01 April 2009

Dorothy May Jumps In

DorothyMayTease

For several weeks now I've been working on sketches for a pair of portraits of John Alden and Priscilla Mullins Alden. I think I've got John where I want him, but I'm finding sketching Priscilla pretty daunting. Nineteenth and 20th century depictions of Priscilla show a pretty and demure young woman but I just can't think of her that way. No woman who would get on a rickety old ship with her family and head for an unknown wilderness where everything would have to be built from scratch could possibly have been demure. And she probably wouldn't have remained pretty for very long, either.

What this struggle to depict Priscilla has revealed to me is how inaccessible the lives of the women of Plimoth Colony are to a 21st century inquiry. I haven't found any verbal descriptions of Priscilla from her contemporaries. All I have is my imagination, and a simple imagining of myself in her position evokes such a feeling of terror I can barely imagine how she could have slept at night.

Enter Dorothy May Bradford. Her husband William Bradford never wrote about the circumstances of her death, but a generation later the Puritan historian Cotton Mather wrote that one day as the Mayflower lay moored in Provincetown Harbor and William was away on a scouting mission, Dorothy accidentally slipped over the side of the ship and drowned. Given that the ship was moored, that there was no mention of a storm, and that the waters were shallow, some have speculated that Dorothy committed suicide.

There is absolutely no proof that Dorothy committed suicide, but there's also no proof that she didn't and I'm inclined to think that it's entirely plausible under those dire circumstances. At any rate, given the paucity of factual information about the Pilgrim women I'm going to have to make most of it up. So Dorothy May Bradford has jumped into my artistic imagination and the next print will be for her.

9 comments:

Anita Thomhave Simonsen said...

very interesting thoughts you have had...and I became touch by the story of your way of trying to be in their place in those circumstances...life can be tough and sometimes too tough for some, and it probably wasn´t the most easy times then...

d. moll, l.ac. said...

Interesting insights, I keep thinking of the Frida Kahlo painting of Dorothy Hale......looking forward to seeing what you come up with.

Daniel L. Dew said...

Very cool, thought and image. My compliments. Being a bit of a history buff, I have read many stories and accounts of those early times. Although life was rough, the women took great care to look their best when in public (it was frowned upon to see women in public much period, so when they did "pop their heads out", they tried to look their best). By European standards, "demure" would have been laughed at, but by the then "New World" standards, .....
Have her looking proud in what she considered her best, trying to put on a "good face" for the public.

Sharri said...

Maybe Dorothy, bless her heart, was leaning over to look at something closer, and fell in. If that were the case she would have drowned no matter what just from all the heavy clothing those women had to wear.
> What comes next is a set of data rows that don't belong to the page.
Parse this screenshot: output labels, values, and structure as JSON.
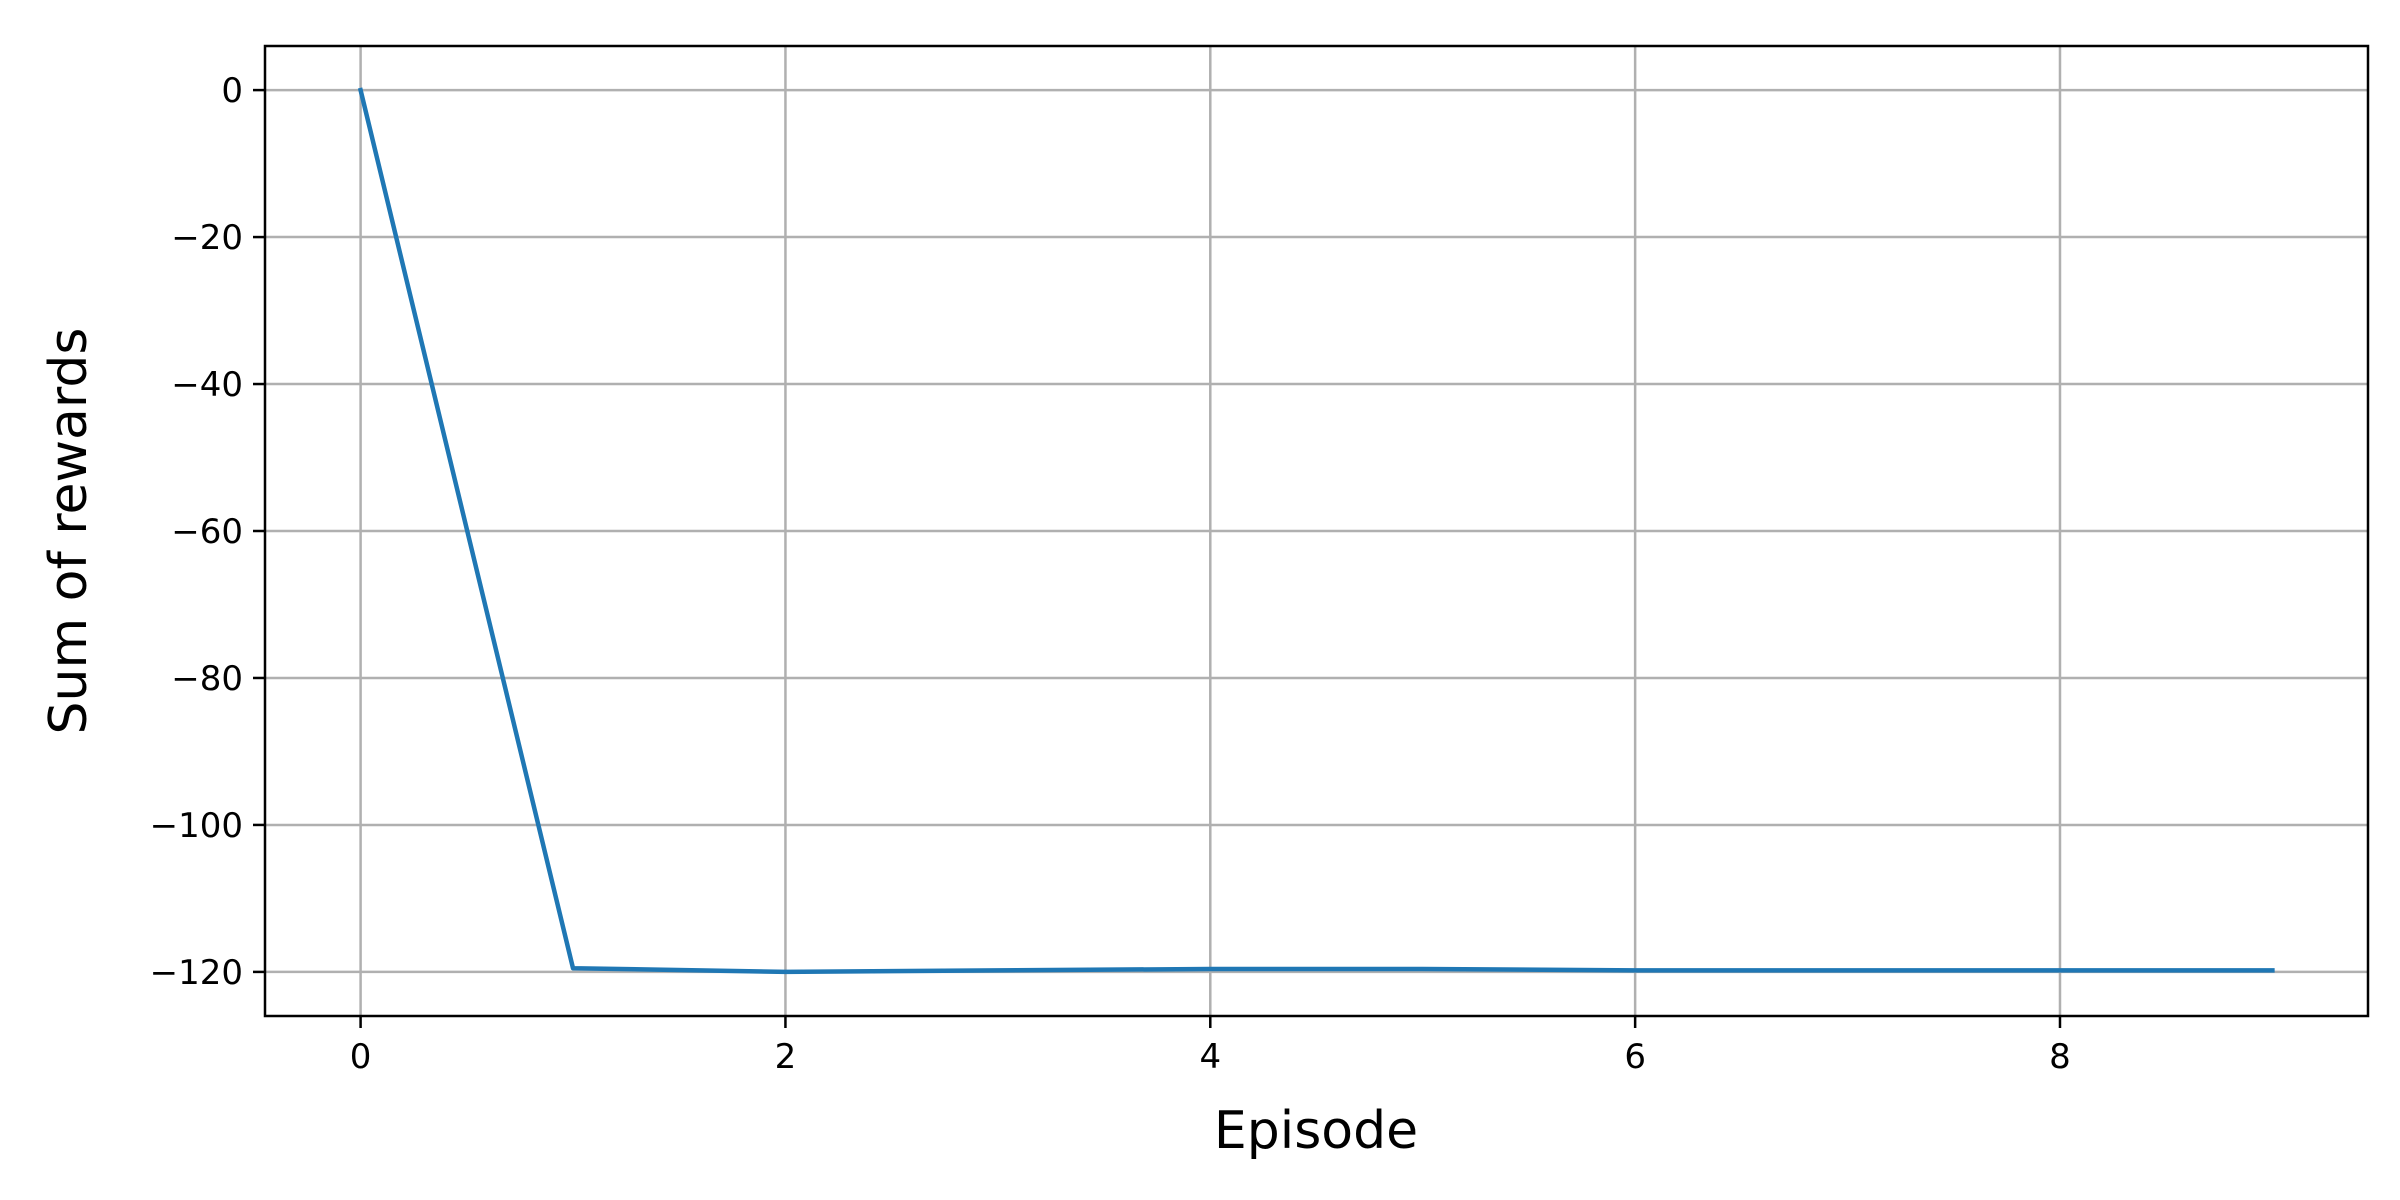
{
  "chart_data": {
    "type": "line",
    "xlabel": "Episode",
    "ylabel": "Sum of rewards",
    "xlim": [
      -0.45,
      9.45
    ],
    "ylim": [
      -126,
      6
    ],
    "xticks": [
      0,
      2,
      4,
      6,
      8
    ],
    "yticks": [
      0,
      -20,
      -40,
      -60,
      -80,
      -100,
      -120
    ],
    "xtick_labels": [
      "0",
      "2",
      "4",
      "6",
      "8"
    ],
    "ytick_labels": [
      "0",
      "−20",
      "−40",
      "−60",
      "−80",
      "−100",
      "−120"
    ],
    "grid": true,
    "series": [
      {
        "color": "#1f77b4",
        "x": [
          0,
          1,
          2,
          3,
          4,
          5,
          6,
          7,
          8,
          9
        ],
        "y": [
          0,
          -119.5,
          -120,
          -119.8,
          -119.6,
          -119.6,
          -119.8,
          -119.8,
          -119.8,
          -119.8
        ]
      }
    ]
  }
}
I think I agree with Dan, demure was a whole different thing in that time. Make her proud and a bit defiant - with a set to her jaw. I have plenty of old family portraits and that is how all the women looked - I wouldn't have wanted to mess with any of them- ;-)

Annie B said...

-Thanks Anita!
-Daniel, I think you're right about the protocol for women at that time, and no doubt the Puritans brought their same protocol with them to the New World. I'd like to get underneath it a bit, though, which is probably why I haven't been satisfied with a straight-up portrait of P. Alden.
-Sharri, lol I have some old family pictures like that too -- women who were definitely not to be messed with.

-As for Dorothy May, d.moll,l.ac.'s flash to the Kahlo painting is kind of where I'm heading as well.

Lynn said...

Hi Annie,
I was so interested in your efforts to put yourself in these women's shoes. I've got ancestors who came through Plimoth and went off with Roger Williams. Have you been to Plimoth Plantation where they do Living History. You really get a feel for their life and it sure wasn't luxurious!! Also, seeing the conditions on the Mayflower was a revelation!
Lynn

Lynn said...

Hi Annie,
I was so interested in your efforts to put yourself in these women's shoes. I've got ancestors who came through Plimoth and went off with Roger Williams. Have you been to Plimoth Plantation where they do Living History. You really get a feel for their life and it sure wasn't luxurious!! Also, seeing the conditions on the Mayflower was a revelation!
Lynn

Leslie Moore said...

After hearing all your thoughts on this matter, I can't wait to see what you will come up with for poor, drowned Dorothy. I'm sure it will be a surprise!

Annie B said...

Lynn, I went to Plymouth as a child but need to go back again to help me with these prints. Planning a May trip. Cool that your ancestors went off with Roger Williams -- he was an interesting character.